Reunidas las cortes constituyentes, el once de Junio, tras la huida a Francia de Estanislao Figueras y no sin fuerte tensión y encono entre la propia representación federal, fue elegido presidente de la República Francisco Pí y Margall tras no pocas peripecias. En su programa de gobierno figuraban las siguientes propuestas: restablecimiento de la disciplina en el ejército, suspensión temporal de las garantías constitucionales, separación de la Iglesia y el Estado, enseñanza gratuita y obligatoria, abolición de la esclavitud en Cuba (había sido aprobada su abolición en Puerto Rico, proyecto de ley elaborado en las Cortes de Amadeo), extensión de todas las libertades y derechos a las provincias de ultramar, jurados mixtos de trabajadores y empresarios, prohibición del trabajo de los niños menores de doce años, reducción de la jornada laboral a nueve horas, acceso de los jornaleros a la propiedad de la tierra... Es decir, un programa que en muchos aspectos quedaría pendiente y tendría que ser reformulado sesenta años después.

En medio del creciente descontento popular, con la Hacienda española en una situación crítica; con una guerra en el Norte y otra en Cuba; con motines y sublevaciones por doquier: Vicálvaro, Aranjuez, Sagunto, Alcoy, Madrid...; dimisiones de ministros, minorías de diputados intransigentes que en su oposición al gobierno llegaron a abandonar el hemiciclo; con capitales de provincia y hasta regiones enteras que se declaraban independientes...; con la mayoría de las Cortes en contra, el 18 de Julio de 1873, Pi y Margall presentó la dimisión del gobierno de la nación. Un día antes se había presentado a las Cortes el proyecto de constitución federal.

Sometida a votación la designación de presidente del gobierno, Francisco Pí y Margall obtuvo 93 votos, frente a los 119 de Nicolás Salmerón. El nuevo presidente, abogado y catedrático de Filosofía de la Universidad Central, había formado parte del primer gobierno republicano al frente de la cartera de Gracia y Justicia. En el nuevo gobierno, Salmerón mantuvo en los tres ministerios clave: Guerra, Hacienda y Gobernación, a los tres ministros del presidido por Pí.  El 19 de Julio, ante el pleno de las Cortes, al que se habían reintegrado los diputados de la izquierda, expuso Salmerón su programa de gobierno.

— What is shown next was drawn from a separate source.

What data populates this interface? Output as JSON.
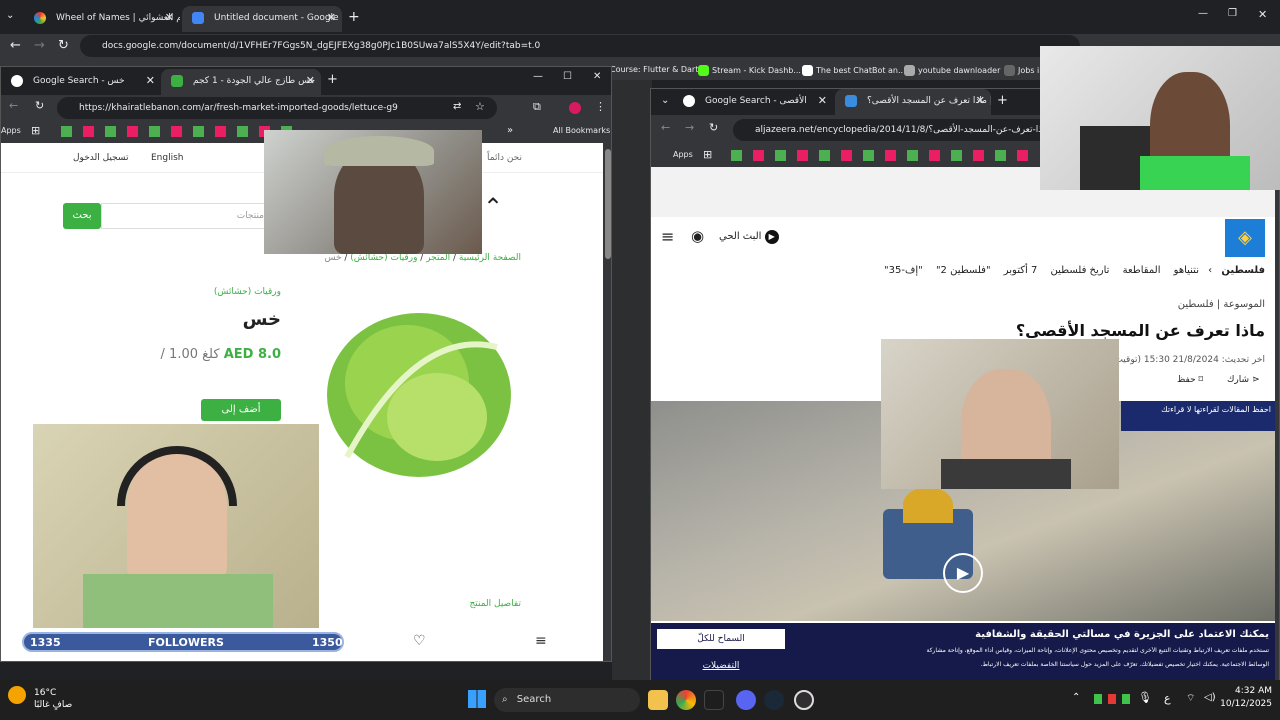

Tras su etapa como presidente y ministro de la gobernación, no solamente la honradez de Pí quedó fuera de toda duda, sino que se comprobó que apenas había gastado nada de los fondos secretos del ministerio. Siempre se negó a cobrar la cesantía que como ministro y presidente le correspondía.

Salmerón, a su vez, presentó la dimisión el 5 de Septiembre por no querer autorizar la ejecución de ocho soldados condenados a pena de muerte. Le sucedió en la presidencia del ejecutivo Emilio Castelar, hasta entonces presidente de las Cortes. Castelar venció al otro candidato a la presidencia del gobierno, Pi y Margall, por 133 votos contra 67. Nicolás Salmerón fue, a su vez, elegido presidente de las Cortes.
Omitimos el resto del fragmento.